There are few things more dangerous than a bored cartographer with too much ink and not enough understanding.
By the late 19th century, the British Empire had perfected the art of naming what it didn’t know. They had measured the Nile, sketched the Zambezi, and were now busy assigning new identities to old civilizations — like a drunk wedding guest handing out nicknames to strangers.
Enter southern Africa, 1890s.
In marched missionaries with hymnals, administrators with census sheets, and explorers with compasses, all in search of souls, subjects, and sugar. They found people. Many people. Karanga, Zezuru, Ndau, Korekore, Rozvi, Manyika, Barwe, each with their dialects, customs, rainmaking ceremonies, territorial memories, and deep oral genealogies. Each with their own name.
But for the foreign pen, this was a nightmare. There were too many names. Too many variations. Too many voices speaking too many tongues that sounded just similar enough to confuse the ear but distinct enough to resist classification.
And so, the colonizer did what colonizers do when nuance becomes inconvenient: they made something up.
The term “Shona” begins appearing with casual confidence in British documentation in the 1890s. It is not a term sourced from the people themselves, it is a filing category derived from god knows where. A sorting hat for the colonial bureaucracy. A way to separate the “non-Nguni” populations from the “others” they already recognized, like the Ndebele. It was shorthand. It was laziness. It was power.
And if we’re being honest, it was also a bit like saying, “Hey you.”
Because that’s essentially how “Shona” began. As a placeholder. As a shrug. When you don’t know someone’s name, or worse, don’t care to learn it, you call them whatever helps you sleep at night. And for colonial administrators in Salisbury and London, Shona was just tidy enough to soothe the imperial conscience.
But names are not neutral.
This is where the Acacia Framework of The Thinking Savannah invites us to slow down. If identity is a canopy, it is because it is upheld by deep and layered roots. Every name, every clan, every dialect is a root. Every proverb, every praise song, every totem — a thread in the underground network of cultural nourishment.
So what happens when you cut the roots and staple a new name onto the canopy?
You get a tree that stands — but doesn’t remember where it grew from.
Shona became that label. And over time, through missionary schools and colonial censuses, it went from administrative convenience to accepted identity. A people began to believe the name they were given, not because it reflected them, but because it was repeated.

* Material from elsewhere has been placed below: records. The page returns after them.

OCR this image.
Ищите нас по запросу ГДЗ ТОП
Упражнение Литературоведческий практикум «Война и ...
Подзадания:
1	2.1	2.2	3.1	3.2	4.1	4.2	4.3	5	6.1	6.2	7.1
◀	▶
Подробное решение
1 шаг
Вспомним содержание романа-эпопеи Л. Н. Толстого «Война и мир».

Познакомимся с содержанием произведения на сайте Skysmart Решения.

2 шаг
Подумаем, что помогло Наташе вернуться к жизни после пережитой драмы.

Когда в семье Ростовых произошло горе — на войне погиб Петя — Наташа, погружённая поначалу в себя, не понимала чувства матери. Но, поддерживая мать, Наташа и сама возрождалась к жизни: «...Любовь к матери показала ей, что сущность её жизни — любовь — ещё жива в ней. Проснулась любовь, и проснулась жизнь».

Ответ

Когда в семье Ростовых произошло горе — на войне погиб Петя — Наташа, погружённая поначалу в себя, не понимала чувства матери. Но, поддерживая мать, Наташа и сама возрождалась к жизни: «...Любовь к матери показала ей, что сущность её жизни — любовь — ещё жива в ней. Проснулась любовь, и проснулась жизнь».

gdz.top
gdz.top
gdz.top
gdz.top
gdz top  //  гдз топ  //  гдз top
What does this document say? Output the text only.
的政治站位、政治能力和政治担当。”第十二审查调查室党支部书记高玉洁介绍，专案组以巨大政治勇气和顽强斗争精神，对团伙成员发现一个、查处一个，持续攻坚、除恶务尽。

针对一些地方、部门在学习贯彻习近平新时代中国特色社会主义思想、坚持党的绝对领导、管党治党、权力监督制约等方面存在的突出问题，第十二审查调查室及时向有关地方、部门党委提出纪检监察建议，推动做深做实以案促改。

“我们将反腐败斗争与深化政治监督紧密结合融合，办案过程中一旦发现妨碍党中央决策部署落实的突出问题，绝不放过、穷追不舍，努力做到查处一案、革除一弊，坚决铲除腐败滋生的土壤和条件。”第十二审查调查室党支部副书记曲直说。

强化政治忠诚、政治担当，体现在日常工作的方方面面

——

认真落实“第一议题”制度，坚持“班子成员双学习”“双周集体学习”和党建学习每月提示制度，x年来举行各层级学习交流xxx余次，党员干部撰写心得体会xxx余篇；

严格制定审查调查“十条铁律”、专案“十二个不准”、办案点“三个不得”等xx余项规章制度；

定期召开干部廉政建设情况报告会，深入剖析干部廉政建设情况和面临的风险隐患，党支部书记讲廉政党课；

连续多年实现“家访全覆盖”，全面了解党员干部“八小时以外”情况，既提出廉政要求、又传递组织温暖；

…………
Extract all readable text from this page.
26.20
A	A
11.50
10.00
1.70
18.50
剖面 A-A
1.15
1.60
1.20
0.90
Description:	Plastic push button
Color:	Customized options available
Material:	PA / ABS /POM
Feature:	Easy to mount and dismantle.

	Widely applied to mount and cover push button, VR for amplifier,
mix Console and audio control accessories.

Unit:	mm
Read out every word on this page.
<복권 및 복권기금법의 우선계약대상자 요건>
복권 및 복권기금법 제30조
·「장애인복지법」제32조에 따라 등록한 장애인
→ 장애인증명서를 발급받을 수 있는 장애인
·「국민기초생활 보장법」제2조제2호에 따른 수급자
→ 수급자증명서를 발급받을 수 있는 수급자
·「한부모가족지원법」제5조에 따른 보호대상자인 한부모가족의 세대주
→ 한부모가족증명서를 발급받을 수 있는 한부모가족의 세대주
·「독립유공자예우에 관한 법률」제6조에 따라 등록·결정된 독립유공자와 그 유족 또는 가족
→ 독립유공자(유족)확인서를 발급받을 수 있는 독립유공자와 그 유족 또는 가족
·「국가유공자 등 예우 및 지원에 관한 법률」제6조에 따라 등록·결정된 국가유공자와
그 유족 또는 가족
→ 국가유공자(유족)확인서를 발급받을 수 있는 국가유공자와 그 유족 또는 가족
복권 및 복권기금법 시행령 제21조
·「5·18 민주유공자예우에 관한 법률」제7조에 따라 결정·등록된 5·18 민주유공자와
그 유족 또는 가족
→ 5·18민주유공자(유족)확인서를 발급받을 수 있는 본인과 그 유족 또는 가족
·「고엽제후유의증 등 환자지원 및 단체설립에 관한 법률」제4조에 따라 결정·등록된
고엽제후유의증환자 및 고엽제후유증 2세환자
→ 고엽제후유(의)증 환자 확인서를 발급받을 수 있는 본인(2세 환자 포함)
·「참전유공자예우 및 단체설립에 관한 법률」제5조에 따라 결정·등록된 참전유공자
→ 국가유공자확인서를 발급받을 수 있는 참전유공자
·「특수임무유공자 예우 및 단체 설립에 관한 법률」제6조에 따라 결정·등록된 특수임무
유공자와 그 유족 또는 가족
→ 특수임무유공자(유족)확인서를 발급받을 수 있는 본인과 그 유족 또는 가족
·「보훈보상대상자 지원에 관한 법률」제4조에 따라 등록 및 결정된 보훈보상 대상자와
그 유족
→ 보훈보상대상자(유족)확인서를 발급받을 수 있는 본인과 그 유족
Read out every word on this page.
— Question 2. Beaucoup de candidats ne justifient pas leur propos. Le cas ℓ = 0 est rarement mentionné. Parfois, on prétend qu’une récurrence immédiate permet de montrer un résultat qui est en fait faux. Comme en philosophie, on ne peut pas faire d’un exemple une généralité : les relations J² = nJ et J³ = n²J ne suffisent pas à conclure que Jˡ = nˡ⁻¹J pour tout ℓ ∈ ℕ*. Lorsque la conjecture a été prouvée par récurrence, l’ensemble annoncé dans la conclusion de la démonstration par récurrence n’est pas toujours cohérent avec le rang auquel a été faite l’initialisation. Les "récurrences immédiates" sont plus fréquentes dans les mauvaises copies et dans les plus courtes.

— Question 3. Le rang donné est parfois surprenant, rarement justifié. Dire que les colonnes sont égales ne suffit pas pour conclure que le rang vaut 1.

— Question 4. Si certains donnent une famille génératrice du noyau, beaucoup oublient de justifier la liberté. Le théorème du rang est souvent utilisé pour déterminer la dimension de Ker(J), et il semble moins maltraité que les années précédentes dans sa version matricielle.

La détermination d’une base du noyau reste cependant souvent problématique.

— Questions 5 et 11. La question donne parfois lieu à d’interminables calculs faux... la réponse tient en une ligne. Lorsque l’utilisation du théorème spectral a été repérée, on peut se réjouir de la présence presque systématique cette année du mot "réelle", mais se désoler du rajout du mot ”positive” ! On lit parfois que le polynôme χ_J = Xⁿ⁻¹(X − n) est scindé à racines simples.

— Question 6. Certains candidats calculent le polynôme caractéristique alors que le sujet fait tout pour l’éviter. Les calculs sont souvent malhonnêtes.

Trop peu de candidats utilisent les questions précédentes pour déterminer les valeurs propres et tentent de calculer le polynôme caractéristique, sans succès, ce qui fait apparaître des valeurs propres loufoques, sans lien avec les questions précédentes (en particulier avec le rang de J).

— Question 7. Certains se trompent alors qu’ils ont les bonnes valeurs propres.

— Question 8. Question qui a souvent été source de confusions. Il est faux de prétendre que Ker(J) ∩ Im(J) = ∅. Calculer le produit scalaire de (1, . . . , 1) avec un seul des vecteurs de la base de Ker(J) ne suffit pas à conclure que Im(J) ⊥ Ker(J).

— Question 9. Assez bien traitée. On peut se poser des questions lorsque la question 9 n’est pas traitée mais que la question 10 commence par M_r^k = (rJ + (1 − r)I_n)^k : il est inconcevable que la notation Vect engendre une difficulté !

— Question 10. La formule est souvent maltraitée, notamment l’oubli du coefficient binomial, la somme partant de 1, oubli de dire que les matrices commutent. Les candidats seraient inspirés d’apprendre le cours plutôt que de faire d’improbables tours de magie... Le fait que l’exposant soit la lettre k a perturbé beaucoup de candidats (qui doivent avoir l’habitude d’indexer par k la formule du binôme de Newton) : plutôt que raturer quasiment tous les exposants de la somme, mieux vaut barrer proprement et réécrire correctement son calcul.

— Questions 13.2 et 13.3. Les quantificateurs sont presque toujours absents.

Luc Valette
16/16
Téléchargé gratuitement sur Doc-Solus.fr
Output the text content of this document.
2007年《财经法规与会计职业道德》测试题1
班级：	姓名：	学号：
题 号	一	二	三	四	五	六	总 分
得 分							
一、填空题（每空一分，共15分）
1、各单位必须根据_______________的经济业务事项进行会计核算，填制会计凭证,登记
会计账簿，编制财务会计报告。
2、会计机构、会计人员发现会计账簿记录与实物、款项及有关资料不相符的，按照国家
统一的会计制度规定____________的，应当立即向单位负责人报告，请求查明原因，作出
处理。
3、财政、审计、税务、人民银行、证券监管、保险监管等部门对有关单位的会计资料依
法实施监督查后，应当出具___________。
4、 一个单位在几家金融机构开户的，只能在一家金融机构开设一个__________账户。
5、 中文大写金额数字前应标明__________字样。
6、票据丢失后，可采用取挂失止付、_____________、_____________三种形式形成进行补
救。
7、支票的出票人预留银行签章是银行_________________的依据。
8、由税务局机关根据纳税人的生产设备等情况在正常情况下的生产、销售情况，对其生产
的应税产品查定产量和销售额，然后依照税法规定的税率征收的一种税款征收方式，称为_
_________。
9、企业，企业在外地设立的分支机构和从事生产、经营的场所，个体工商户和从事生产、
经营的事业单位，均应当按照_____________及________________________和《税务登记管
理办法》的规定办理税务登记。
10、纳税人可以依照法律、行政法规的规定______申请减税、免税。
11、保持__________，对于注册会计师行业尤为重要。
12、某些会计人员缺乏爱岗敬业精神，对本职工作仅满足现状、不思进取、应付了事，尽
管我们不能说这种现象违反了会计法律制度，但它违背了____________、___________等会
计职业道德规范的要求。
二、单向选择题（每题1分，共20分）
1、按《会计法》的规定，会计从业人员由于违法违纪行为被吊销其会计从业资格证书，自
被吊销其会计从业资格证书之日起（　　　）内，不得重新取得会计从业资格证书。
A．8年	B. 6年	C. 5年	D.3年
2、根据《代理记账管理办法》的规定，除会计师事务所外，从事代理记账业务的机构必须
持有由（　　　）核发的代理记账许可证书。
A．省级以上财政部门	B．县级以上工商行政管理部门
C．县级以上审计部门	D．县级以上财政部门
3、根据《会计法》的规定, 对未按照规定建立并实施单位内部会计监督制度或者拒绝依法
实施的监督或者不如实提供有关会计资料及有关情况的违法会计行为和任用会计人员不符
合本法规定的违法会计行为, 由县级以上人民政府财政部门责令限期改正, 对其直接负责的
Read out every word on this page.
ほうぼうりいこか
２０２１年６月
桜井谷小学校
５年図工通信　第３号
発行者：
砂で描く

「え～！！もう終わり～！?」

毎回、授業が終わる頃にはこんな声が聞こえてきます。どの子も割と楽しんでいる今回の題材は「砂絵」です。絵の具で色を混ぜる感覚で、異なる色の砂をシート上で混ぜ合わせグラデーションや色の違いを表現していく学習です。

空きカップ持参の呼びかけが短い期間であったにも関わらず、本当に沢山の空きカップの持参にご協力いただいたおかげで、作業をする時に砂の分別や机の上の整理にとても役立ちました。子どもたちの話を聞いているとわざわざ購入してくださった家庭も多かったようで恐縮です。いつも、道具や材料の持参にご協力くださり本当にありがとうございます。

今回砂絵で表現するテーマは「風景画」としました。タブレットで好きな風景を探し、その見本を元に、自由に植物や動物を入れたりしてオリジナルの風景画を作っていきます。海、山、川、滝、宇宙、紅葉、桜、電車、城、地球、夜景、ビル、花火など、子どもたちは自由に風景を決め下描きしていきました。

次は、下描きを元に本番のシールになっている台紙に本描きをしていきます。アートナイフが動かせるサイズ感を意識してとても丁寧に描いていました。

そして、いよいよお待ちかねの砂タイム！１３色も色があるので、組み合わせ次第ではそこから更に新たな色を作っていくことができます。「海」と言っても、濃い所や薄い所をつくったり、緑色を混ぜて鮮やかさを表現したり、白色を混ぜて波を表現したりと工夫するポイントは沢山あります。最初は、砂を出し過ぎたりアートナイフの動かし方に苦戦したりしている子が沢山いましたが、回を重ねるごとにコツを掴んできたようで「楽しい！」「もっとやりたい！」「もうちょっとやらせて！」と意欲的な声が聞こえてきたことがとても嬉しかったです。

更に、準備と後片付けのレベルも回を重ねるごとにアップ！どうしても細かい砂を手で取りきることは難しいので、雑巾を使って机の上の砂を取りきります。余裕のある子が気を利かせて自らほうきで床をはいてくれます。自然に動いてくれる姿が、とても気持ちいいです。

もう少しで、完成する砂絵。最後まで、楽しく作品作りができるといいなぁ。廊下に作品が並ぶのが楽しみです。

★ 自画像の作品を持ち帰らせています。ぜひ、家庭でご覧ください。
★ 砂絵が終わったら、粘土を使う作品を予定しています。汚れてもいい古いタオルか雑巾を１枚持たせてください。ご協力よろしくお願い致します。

By priests. By teachers. By the state. A foreign name grew local roots, not because it was planted, but because it was pounded into the ground with the weight of empire.
This is not a tragedy. It is a twist. A comic absurdity in the theatre of colonialism. Imagine entire ethnic groups — with proud lineages and sacred histories — being united by a word no ancestor ever spoke. A name that existed on paper before it existed in song. That is the mapmaker’s mistake: assuming that drawing a boundary or naming a people gives you ownership of their soul.
But the soul resists.
Even today, in rural homesteads and nighttime firesides, the elders still speak of mhondoro, not Shona gods. They speak of mutupo, not Shona surnames. They pray in tongues older than the term Shona itself. The canopy may have been renamed, but the roots... the roots are still whispering.
The danger is when we forget to listen.